The flag debate is a chance for Kiwis to control their own future identity.
Prime Minister John Key wants to change the flag from the current one which includes the Union Jack. His ambitions have been seen as a legacy project, a waste of the $26 million spent to be spent on the project and a diversion from the so-called real issues in the economy: a distraction, in other words.
No amount of talking will change the way some people feel about the process but there is an important issue at stake which will dog the country for generations if it turns out incorrectly this time.
Mr Key wants a silver fern on the flag and the panel duly delivered, three times in fact.
The fourth option involves the embryonic fern in the form of a koru. Black and white features on two of the flags, blue, black, red on the other two, along with the Southern Cross, one of the enduring symbols of New Zealand's place in the actual world.
According to the designers, black and white are the de facto national colours of New Zealand and should be reflected on the flag.
The Maori-influenced koru features a monochromatic colour scheme with the designer having no concerns about the strong black and white influence.
Kyle Lockwood, who is from Wellington but now lives in Melbourne, has two designs - both the same except for red in the corner of one flag and blue in the other. He has long advocated a change in flag.
Sadly, there are moves already under way to gerrymander the voting process.
The Returned Services Association, which has members vehemently opposing the change, says New Zealand soldiers have died on the battle field under the current flag.
The association is urging opponents of the change to either destroy or spoil their ballot papers in the first referendum.
Labour flag spokesman Trevor Mallard said the koru was absolutely awful so it is likely he will vote for it as a protest vote.
Officials warned earlier there was a risk opponents of change could vote for the least attractive option to try to ensure a weaker contender against the current flag.
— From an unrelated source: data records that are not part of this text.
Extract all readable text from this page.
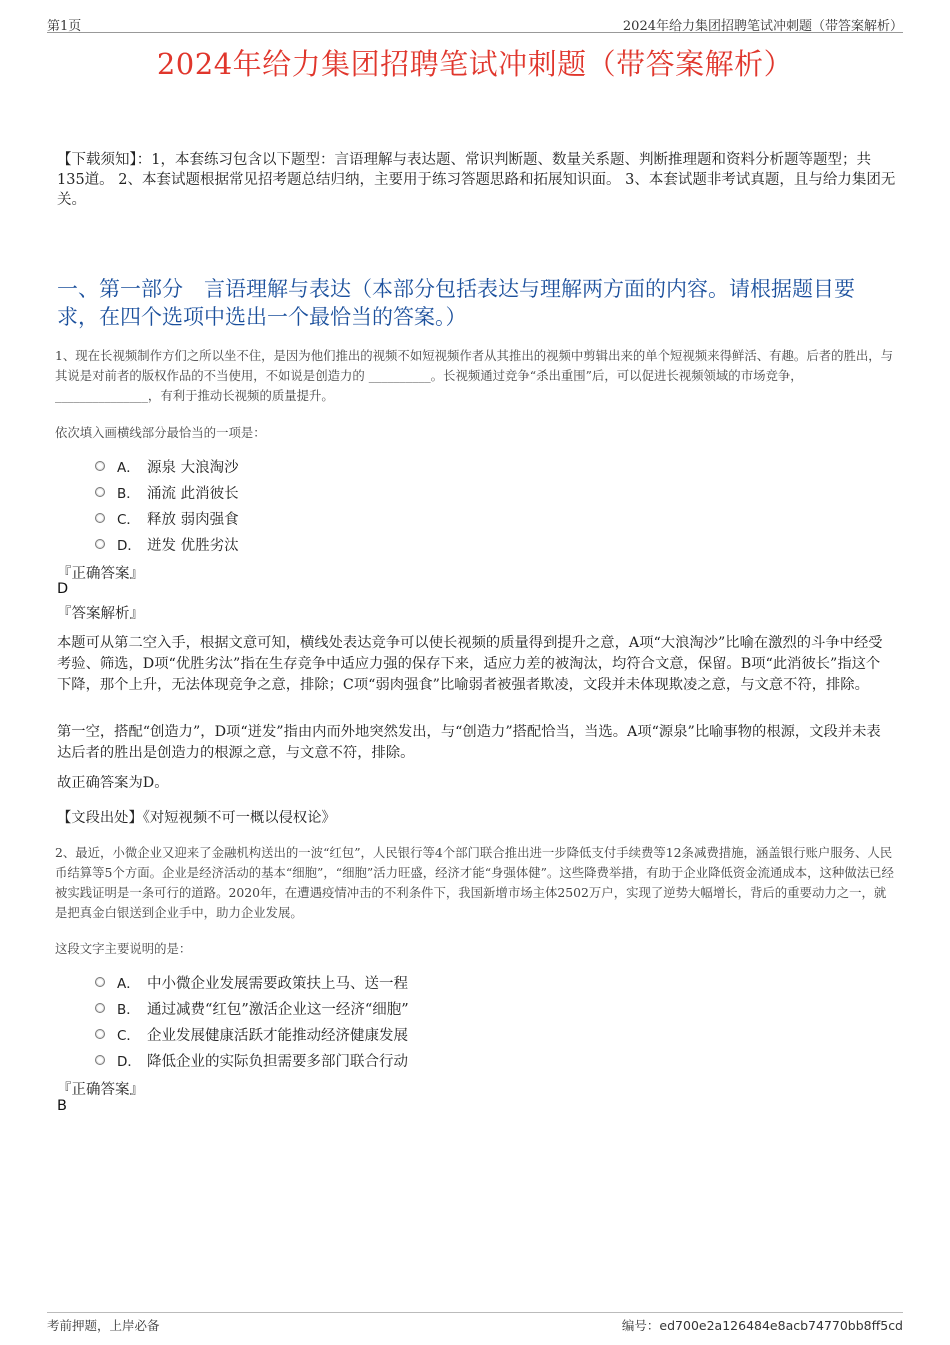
第1页	2024年给力集团招聘笔试冲刺题（带答案解析）
2024年给力集团招聘笔试冲刺题（带答案解析）
【下载须知】：1，本套练习包含以下题型：言语理解与表达题、常识判断题、数量关系题、判断推理题和资料分析题等题型；共135道。 2、本套试题根据常见招考题总结归纳，主要用于练习答题思路和拓展知识面。 3、本套试题非考试真题，且与给力集团无关。
一、第一部分　言语理解与表达（本部分包括表达与理解两方面的内容。请根据题目要求，在四个选项中选出一个最恰当的答案。）
1、现在长视频制作方们之所以坐不住，是因为他们推出的视频不如短视频作者从其推出的视频中剪辑出来的单个短视频来得鲜活、有趣。后者的胜出，与其说是对前者的版权作品的不当使用，不如说是创造力的 __________。长视频通过竞争“杀出重围”后，可以促进长视频领域的市场竞争， _______________，有利于推动长视频的质量提升。
依次填入画横线部分最恰当的一项是：
A． 源泉 大浪淘沙
B． 涌流 此消彼长
C． 释放 弱肉强食
D． 迸发 优胜劣汰
『正确答案』
D
『答案解析』
本题可从第二空入手，根据文意可知，横线处表达竞争可以使长视频的质量得到提升之意，A项“大浪淘沙”比喻在激烈的斗争中经受考验、筛选，D项“优胜劣汰”指在生存竞争中适应力强的保存下来，适应力差的被淘汰，均符合文意，保留。B项“此消彼长”指这个下降，那个上升，无法体现竞争之意，排除；C项“弱肉强食”比喻弱者被强者欺凌，文段并未体现欺凌之意，与文意不符，排除。
第一空，搭配“创造力”，D项“迸发”指由内而外地突然发出，与“创造力”搭配恰当，当选。A项“源泉”比喻事物的根源，文段并未表达后者的胜出是创造力的根源之意，与文意不符，排除。
故正确答案为D。
【文段出处】《对短视频不可一概以侵权论》
2、最近，小微企业又迎来了金融机构送出的一波“红包”，人民银行等4个部门联合推出进一步降低支付手续费等12条减费措施，涵盖银行账户服务、人民币结算等5个方面。企业是经济活动的基本“细胞”，“细胞”活力旺盛，经济才能“身强体健”。这些降费举措，有助于企业降低资金流通成本，这种做法已经被实践证明是一条可行的道路。2020年，在遭遇疫情冲击的不利条件下，我国新增市场主体2502万户，实现了逆势大幅增长，背后的重要动力之一，就是把真金白银送到企业手中，助力企业发展。
这段文字主要说明的是：
A． 中小微企业发展需要政策扶上马、送一程
B． 通过减费“红包”激活企业这一经济“细胞”
C． 企业发展健康活跃才能推动经济健康发展
D． 降低企业的实际负担需要多部门联合行动
『正确答案』
B
考前押题，上岸必备	编号：ed700e2a126484e8acb74770bb8ff5cd
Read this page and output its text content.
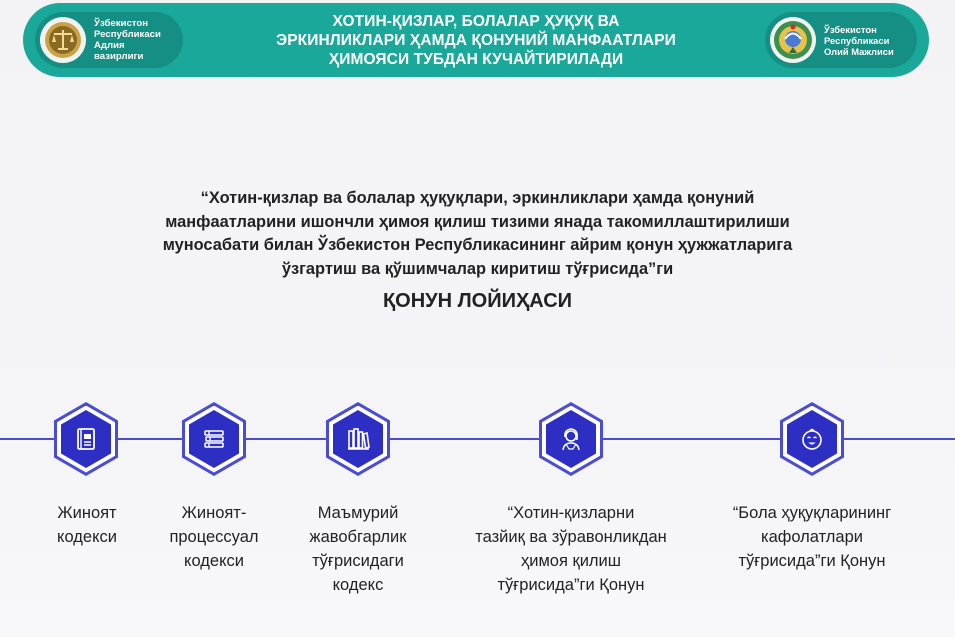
Ўзбекистон
Республикаси
Адлия
вазирлиги
ХОТИН-ҚИЗЛАР, БОЛАЛАР ҲУҚУҚ ВА
ЭРКИНЛИКЛАРИ ҲАМДА ҚОНУНИЙ МАНФААТЛАРИ
ҲИМОЯСИ ТУБДАН КУЧАЙТИРИЛАДИ
Ўзбекистон
Республикаси
Олий Мажлиси
“Хотин-қизлар ва болалар ҳуқуқлари, эркинликлари ҳамда қонуний
манфаатларини ишончли ҳимоя қилиш тизими янада такомиллаштирилиши
муносабати билан Ўзбекистон Республикасининг айрим қонун ҳужжатларига
ўзгартиш ва қўшимчалар киритиш тўғрисида”ги
ҚОНУН ЛОЙИҲАСИ
Жиноят
кодекси
Жиноят-
процессуал
кодекси
Маъмурий
жавобгарлик
тўғрисидаги
кодекс
“Хотин-қизларни
тазйиқ ва зўравонликдан
ҳимоя қилиш
тўғрисида”ги Қонун
“Бола ҳуқуқларининг
кафолатлари
тўғрисида”ги Қонун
Labour leader Andrew Little says he will not vote in the referendum.
Gerrymandering the vote in any form will be a disappointment. A once-in-a-lifetime opportunity will be wasted and hopefully, not too many people will be swayed by the argument.
In 1992, New Zealand voters faced a choice of whether to replace the first-past-the-post voting system with an alternative.
Two questions were asked: Whether the system should be changed and what should be the alternative.
Despite campaigns funded by wealthy New Zealanders of the day, New Zealanders overwhelmingly voted for a change and for mixed member proportional representation, which allows political parties to be represented in Parliament by the vote they receive in general elections.
The second and binding referendum was hard-fought with proponents and opponents flying in world experts to push a particular point of view.
MMP won by 54% to 46% and there has been no looking back.
In 2011, again a majority of voters wanted to keep MMP.
That is why voting in the flag referendum matters. Sporting stars and celebrities will influence the voting if we do not make up our own minds.
This is a political issue, and the placating words by the flag panel do not make it anything else but it being driven by Mr Key.
The panel selected what are considered the more popular options in a hope of boosting the voting numbers. However, this is no time to avoid taking responsibility for making a decision.